Setting up certificates for the first time

The left frame of Digital Certificate Manager (DCM) is the task navigation frame. You can use this frame to select a wide variety of tasks for managing certificates and the applications that use them.

Which tasks are available depends on which certificate store (if any) you work with and your user profile special authorities. Most tasks are available only if you have *ALLOBJ and *SECADM special authorities. To use DCM to verify object signatures, your user profile must also have *AUDIT special authority.

When you use Digital Certificate Manager (DCM) for the first time, no certificate stores exist. Consequently, when you initially access DCM, the navigation pane displays only these tasks and only when you have the necessary special authorities:
  • Manage User Certificates.
  • Create New Certificate Store.
  • Create a Certificate Authority (CA). (Note: After you use this task to create a private local CA, this task no longer appears in the list.)
  • Manage CRL Locations.
  • Manage LDAP Location.
  • Manage PKIX Request Location.
  • Return to IBM® i Tasks page.

Even if certificate stores already exist on your system (for example, you are migrating from an earlier version of DCM), DCM displays only a limited number of tasks or task categories in the left navigation frame. Which tasks or categories DCM displays varies based on the certificate store that is open and the special authorities for your user profile.

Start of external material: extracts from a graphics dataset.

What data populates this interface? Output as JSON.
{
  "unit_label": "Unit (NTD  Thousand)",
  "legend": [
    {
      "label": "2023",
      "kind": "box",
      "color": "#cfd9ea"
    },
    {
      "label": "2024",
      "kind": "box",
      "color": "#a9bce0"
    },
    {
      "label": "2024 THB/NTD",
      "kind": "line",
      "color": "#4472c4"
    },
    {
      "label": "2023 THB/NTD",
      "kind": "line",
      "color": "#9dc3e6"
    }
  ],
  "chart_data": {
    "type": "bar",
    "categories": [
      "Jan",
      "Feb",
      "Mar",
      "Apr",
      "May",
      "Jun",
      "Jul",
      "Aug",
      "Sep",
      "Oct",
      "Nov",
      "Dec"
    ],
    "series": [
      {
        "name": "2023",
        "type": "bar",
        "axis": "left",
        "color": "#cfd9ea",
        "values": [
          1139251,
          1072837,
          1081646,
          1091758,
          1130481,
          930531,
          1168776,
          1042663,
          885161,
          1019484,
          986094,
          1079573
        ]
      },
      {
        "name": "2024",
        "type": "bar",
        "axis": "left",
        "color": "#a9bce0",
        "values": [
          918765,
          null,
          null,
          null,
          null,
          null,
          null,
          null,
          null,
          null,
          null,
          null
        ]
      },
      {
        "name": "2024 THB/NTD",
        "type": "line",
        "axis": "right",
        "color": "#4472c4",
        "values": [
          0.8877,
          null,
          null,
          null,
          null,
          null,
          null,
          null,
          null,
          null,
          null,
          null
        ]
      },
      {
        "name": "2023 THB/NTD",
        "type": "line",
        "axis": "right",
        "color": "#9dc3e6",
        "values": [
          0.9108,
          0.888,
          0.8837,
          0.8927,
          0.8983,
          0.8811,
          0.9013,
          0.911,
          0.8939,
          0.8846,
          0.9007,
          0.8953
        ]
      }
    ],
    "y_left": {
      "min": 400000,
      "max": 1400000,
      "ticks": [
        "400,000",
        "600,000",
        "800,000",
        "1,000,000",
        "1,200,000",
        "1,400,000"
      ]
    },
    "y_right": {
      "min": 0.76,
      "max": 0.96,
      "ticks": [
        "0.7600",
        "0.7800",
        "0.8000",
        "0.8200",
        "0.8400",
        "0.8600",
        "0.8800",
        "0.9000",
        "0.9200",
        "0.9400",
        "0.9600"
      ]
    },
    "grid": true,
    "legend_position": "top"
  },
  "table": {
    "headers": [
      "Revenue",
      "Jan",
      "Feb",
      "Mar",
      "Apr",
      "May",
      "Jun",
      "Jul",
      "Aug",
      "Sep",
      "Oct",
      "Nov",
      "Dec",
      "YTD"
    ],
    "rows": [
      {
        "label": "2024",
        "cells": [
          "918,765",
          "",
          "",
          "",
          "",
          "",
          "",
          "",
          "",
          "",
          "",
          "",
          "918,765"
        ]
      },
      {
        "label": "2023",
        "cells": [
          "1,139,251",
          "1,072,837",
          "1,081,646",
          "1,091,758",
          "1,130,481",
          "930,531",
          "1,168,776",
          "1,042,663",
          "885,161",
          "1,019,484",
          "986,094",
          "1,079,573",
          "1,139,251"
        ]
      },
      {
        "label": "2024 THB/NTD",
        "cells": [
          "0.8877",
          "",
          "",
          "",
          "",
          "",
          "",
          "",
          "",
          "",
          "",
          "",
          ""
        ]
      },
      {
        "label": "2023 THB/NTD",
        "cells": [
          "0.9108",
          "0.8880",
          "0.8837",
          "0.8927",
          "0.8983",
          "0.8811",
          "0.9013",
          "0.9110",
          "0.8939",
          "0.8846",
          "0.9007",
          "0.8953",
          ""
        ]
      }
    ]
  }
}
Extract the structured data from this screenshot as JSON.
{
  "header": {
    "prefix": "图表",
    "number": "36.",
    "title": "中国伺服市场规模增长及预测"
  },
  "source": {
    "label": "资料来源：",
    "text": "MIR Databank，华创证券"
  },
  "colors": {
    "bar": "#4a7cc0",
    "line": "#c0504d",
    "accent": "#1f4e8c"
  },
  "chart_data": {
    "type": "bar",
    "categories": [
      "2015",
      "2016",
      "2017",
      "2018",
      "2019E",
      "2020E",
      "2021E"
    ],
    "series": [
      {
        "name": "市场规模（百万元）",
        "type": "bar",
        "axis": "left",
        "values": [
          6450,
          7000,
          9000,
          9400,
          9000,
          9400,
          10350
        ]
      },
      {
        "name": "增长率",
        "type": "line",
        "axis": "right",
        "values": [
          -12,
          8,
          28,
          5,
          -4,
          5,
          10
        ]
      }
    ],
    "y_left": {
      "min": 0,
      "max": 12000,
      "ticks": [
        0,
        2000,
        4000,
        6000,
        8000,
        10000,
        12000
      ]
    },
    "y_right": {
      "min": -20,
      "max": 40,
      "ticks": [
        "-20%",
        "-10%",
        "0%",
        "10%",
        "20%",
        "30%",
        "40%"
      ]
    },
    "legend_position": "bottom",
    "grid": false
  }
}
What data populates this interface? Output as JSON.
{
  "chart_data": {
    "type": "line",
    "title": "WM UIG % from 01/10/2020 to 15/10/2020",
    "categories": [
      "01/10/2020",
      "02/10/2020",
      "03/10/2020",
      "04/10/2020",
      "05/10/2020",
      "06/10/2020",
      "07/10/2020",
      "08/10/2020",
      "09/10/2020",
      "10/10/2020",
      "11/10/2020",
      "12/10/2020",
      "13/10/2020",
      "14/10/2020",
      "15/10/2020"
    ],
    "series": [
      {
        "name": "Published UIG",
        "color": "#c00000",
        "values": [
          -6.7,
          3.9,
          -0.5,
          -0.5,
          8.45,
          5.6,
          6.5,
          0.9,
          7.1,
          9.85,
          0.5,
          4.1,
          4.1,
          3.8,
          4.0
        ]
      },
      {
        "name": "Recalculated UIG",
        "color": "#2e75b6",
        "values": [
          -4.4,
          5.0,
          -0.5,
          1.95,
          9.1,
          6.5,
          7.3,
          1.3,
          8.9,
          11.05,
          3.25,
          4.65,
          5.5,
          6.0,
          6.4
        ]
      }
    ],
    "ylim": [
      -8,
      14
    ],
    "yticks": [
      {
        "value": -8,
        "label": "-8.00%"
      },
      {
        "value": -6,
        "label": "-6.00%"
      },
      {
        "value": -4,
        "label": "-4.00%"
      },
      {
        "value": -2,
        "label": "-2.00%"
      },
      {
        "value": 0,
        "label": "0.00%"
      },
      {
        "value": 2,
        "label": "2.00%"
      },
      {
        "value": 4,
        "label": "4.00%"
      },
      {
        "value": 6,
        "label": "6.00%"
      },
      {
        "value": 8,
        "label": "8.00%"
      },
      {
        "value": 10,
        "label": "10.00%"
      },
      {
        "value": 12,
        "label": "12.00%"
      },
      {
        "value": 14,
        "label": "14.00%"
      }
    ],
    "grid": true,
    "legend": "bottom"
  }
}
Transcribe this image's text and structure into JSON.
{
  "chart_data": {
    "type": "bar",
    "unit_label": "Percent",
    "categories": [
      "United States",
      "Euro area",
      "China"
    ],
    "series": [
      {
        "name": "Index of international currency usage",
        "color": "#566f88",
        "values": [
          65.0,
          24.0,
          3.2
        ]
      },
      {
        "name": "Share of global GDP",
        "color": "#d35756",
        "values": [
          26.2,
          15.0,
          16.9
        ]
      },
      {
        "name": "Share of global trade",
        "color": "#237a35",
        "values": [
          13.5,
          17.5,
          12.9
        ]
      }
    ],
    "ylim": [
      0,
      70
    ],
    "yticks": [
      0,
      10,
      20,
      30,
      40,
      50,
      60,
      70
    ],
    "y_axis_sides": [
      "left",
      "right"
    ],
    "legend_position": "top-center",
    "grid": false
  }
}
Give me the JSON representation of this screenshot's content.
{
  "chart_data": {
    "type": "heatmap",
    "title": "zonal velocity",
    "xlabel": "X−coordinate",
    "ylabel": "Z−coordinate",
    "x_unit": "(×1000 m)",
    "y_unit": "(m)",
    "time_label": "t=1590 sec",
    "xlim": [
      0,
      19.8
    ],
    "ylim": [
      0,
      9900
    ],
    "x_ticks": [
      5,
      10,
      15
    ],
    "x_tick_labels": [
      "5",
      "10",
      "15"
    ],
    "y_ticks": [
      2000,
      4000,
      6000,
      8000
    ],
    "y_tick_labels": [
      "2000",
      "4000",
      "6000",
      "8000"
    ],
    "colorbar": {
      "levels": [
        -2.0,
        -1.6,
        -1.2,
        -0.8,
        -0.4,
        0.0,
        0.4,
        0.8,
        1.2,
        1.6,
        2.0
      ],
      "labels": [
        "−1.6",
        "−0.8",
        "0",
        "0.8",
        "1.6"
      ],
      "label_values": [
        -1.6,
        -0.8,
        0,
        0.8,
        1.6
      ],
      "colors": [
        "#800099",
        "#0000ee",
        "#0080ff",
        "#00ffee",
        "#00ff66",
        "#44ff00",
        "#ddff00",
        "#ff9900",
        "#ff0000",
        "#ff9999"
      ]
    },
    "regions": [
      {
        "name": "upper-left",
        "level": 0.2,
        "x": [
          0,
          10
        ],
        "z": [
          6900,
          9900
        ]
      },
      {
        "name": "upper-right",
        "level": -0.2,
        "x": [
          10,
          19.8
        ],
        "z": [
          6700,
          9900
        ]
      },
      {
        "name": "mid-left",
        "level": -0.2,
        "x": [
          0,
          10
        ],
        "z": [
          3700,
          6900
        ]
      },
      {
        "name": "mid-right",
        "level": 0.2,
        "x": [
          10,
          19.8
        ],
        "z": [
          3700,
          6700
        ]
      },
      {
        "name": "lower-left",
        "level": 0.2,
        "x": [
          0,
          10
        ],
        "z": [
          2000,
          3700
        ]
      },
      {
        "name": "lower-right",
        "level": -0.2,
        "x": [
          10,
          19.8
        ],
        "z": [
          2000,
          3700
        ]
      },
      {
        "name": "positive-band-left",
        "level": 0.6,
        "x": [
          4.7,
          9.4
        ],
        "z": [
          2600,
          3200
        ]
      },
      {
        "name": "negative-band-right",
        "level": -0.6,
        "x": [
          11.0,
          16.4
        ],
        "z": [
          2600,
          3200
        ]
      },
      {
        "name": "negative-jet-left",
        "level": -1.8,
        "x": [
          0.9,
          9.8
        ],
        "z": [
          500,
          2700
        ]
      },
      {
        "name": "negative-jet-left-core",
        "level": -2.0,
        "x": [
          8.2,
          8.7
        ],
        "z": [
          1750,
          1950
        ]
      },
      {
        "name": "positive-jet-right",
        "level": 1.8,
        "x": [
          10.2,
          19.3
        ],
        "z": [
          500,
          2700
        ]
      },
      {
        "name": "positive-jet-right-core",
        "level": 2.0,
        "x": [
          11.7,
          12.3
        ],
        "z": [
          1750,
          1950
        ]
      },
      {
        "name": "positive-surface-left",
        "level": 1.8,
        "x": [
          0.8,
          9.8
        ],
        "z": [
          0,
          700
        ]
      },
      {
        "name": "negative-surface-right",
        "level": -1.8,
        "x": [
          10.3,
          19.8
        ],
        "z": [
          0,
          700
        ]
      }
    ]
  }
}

You must first access the appropriate certificate store before you can begin working with most certificate and application management tasks. To open a specific certificate store, click Select a Certificate Store in the navigation frame.

The navigation frame of DCM also provides a Secure Connection button. You can use this button to display a second browser window to initiate a secure connection by using Transport Layer Security (TLS). To use this function successfully, you must first configure the IBM HTTP Server for i to use TLS to operate in secure mode. You must then start the HTTP Server in secure mode. If you have not configured and started the HTTP Server for TLS operation, you will see an error message and your browser will not start a secure session.

Getting started

Although you may want to use certificates to accomplish a number of security-related goals, what you do first depends on how you plan to obtain your certificates. There are two primary paths that you can take when you first use DCM, based on whether you intend to use public certificates versus issuing private certificates.